We are recycling, in pop culture anyway, “the ’90s,” which really means something like 1989-1997—characterized by all the ennui, sarcasm, optimism, and earnestness of the post-Cold-War period, when all universalisms seemed to be discredited, the market seemed to rule forever, identity politics filled the gap left by communism and social democracy, and the middle-classes felt an anxiety or even a dread without a name. These feelings and ideas are in the air again after being temporarily derailed by the bomb-blasts of the Bush years, which, you’ll recall, took us back to the mid-’80s in the cultural cycle, all cheesy glamor, ersatz religiosity, and action heroes. The late ’90s produced the backlash that flung us into the Bush era; it was a time of ferocious reactions against PC and identity politics, when the fashions got as dark, colorful, and streamlined as pop militarism from the future, and the music became electronic or else heavy. It was a soured postmodernism, a search for authenticity less in culture than in intense experience.

Ghost World is a transitional work between these moods—Enid, the teenaged red-diaper baby protagonist, is sarcastic, but she is more than that; she scorns her radical 1960s father and dresses up as a 1970s punk, embracing nihilism and eschewing prettiness, championing an elitist and exclusive ugliness or unconventionality meant to weed out the culturally weak. We are at an early point of hipsterism in this book, in its early quasi-fascist phase, restless and mean and in quest of novelty. (I am not talking about the period the book evokes, but the mood it transmits to and about its own time.)

For most of the narrative, Clowes more or less just revels in it, letting the gender-swapped semi-autobiographical Enid have her say on everything and playing her small city, wrapped in the TV-blue glow of the book’s only color, for laughs. Maybe guilty laughs, but laughs nonetheless. (The roughly contemporaneous Daria was the tamer, more commodified version.) I suppose the series started as a joke, a set of short gag-comics for Eightball, and then got away from Clowes as the characters deepened. The last two chapters—especially the final one, which is much longer than the others—keep some of the comedy but end up in Chekhovian wistfulness. Time starts passing more quickly; the unease that has surrounded the heroines in their cultural barren increases, as if imaginary and surreally amusing threats—the “Satanists,” for instance—have receded back into the real things they were only ever allegories for in the first place, and have become all the more frightening for it. Maybe the effect is more deliberate than I give it credit for: maybe it represents the drift out of adolescence, from a posture of aloofness over exaggerated drama to a greater emotional openness as real losses start to mount.

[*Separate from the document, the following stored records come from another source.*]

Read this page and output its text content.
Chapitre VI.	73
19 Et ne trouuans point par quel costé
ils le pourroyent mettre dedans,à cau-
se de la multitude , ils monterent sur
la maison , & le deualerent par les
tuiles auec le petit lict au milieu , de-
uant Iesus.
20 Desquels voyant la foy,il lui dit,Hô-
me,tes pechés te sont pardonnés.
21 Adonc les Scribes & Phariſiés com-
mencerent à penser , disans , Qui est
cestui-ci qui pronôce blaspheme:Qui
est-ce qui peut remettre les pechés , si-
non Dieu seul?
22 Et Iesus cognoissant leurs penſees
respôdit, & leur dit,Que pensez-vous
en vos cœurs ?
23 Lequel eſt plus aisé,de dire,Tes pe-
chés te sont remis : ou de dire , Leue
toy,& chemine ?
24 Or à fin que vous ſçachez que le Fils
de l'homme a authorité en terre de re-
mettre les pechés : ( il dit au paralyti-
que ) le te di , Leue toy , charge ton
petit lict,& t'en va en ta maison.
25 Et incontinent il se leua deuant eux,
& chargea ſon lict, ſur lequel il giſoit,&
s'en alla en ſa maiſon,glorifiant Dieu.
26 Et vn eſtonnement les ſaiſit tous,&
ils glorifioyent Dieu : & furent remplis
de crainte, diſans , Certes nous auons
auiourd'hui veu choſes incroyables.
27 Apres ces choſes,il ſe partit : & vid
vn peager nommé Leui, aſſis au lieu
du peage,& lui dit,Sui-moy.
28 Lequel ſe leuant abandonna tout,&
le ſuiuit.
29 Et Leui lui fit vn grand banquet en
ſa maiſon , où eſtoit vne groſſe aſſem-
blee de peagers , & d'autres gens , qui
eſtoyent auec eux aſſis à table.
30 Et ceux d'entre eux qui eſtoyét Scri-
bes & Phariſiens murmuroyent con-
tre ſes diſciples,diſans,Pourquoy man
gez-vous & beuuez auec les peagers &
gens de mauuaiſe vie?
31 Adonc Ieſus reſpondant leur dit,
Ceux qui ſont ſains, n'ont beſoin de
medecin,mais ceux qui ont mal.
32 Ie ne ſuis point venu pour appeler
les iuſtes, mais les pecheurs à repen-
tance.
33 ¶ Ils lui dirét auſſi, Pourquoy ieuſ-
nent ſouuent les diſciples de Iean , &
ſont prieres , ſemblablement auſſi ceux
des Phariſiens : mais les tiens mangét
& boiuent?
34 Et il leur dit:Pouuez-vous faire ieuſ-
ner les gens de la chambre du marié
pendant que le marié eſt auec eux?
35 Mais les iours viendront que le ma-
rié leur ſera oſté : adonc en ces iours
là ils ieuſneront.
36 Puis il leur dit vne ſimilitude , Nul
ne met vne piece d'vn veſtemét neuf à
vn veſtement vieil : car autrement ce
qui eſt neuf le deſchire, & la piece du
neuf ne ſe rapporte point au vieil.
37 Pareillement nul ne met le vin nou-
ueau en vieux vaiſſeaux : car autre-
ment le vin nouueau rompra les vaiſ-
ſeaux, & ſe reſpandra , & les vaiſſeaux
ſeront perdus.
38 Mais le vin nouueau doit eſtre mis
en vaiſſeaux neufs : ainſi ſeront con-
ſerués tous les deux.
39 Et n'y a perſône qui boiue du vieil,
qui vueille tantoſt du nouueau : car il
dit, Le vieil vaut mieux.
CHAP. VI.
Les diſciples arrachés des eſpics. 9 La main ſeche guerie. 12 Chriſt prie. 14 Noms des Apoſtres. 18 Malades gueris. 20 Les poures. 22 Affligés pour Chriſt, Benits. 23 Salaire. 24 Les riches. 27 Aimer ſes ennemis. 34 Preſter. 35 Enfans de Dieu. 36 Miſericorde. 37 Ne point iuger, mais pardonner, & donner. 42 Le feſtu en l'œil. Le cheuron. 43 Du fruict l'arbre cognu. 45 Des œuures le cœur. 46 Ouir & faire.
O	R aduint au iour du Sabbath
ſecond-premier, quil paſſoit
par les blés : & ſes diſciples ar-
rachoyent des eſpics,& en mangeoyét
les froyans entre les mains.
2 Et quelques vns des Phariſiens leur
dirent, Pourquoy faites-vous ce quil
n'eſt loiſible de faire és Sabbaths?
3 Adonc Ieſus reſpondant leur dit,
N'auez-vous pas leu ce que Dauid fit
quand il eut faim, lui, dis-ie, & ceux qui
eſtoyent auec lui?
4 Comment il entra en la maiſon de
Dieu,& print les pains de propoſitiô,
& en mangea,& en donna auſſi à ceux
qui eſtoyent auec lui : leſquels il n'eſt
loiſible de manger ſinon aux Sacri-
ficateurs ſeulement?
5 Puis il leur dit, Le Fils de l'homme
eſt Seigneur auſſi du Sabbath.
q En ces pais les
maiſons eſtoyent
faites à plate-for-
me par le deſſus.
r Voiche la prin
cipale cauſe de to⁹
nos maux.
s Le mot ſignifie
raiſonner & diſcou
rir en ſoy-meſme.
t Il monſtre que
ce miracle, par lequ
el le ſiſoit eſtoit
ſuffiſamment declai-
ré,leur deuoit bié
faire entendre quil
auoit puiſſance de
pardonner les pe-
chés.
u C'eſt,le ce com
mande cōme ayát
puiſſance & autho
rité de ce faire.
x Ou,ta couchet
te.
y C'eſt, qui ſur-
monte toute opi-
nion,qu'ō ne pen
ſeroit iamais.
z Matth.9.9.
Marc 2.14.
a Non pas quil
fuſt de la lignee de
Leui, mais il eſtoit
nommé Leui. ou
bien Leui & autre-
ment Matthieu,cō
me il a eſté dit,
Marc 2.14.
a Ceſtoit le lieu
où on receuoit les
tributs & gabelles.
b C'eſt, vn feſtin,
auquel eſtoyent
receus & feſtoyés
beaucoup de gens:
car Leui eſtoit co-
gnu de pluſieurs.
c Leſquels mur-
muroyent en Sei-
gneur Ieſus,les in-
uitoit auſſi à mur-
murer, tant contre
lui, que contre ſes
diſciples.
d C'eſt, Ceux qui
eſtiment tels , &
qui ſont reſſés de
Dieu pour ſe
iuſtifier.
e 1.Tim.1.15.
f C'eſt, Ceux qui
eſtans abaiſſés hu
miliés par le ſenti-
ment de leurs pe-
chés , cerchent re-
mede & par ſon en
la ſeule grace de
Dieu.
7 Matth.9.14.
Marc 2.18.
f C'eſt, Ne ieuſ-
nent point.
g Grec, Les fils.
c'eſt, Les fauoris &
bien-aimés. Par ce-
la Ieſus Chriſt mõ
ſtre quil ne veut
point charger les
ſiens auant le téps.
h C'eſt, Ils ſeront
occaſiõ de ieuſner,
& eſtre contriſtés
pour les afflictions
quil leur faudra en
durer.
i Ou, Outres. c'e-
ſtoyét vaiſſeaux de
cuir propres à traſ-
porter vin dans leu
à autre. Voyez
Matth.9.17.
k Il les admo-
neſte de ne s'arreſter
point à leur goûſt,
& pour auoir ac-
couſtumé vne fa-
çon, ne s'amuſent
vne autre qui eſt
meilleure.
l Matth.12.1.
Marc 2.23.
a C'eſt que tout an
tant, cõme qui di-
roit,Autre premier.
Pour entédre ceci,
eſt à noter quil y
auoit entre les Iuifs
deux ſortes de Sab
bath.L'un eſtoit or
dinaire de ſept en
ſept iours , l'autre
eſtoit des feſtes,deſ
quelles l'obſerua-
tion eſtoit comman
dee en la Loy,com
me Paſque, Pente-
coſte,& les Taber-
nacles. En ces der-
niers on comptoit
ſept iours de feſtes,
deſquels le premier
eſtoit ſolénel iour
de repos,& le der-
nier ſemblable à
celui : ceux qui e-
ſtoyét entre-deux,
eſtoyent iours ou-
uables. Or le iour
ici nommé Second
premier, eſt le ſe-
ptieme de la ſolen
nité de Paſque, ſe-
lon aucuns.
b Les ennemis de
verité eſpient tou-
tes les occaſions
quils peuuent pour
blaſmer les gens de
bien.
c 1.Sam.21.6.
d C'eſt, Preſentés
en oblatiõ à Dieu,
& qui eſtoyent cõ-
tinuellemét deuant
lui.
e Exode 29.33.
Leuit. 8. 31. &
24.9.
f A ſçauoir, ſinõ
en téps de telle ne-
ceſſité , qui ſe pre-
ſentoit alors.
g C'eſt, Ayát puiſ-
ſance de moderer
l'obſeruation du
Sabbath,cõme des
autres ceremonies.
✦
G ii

Despite the “graphic novel” label, which rarely makes much sense anyway, Ghost World is probably best thought of in literary terms as a (realist) short story, the way Frank O’Connor defined it in The Lonely Voice. Like the best short stories, it represents people at a vulnerable point in their lives, baffled and stuck, until they are crushed or else find some means of escape or illumination. One of those happens to Enid in the end, though it is not clear which. The last line of dialogue is wonderful, unforgettable.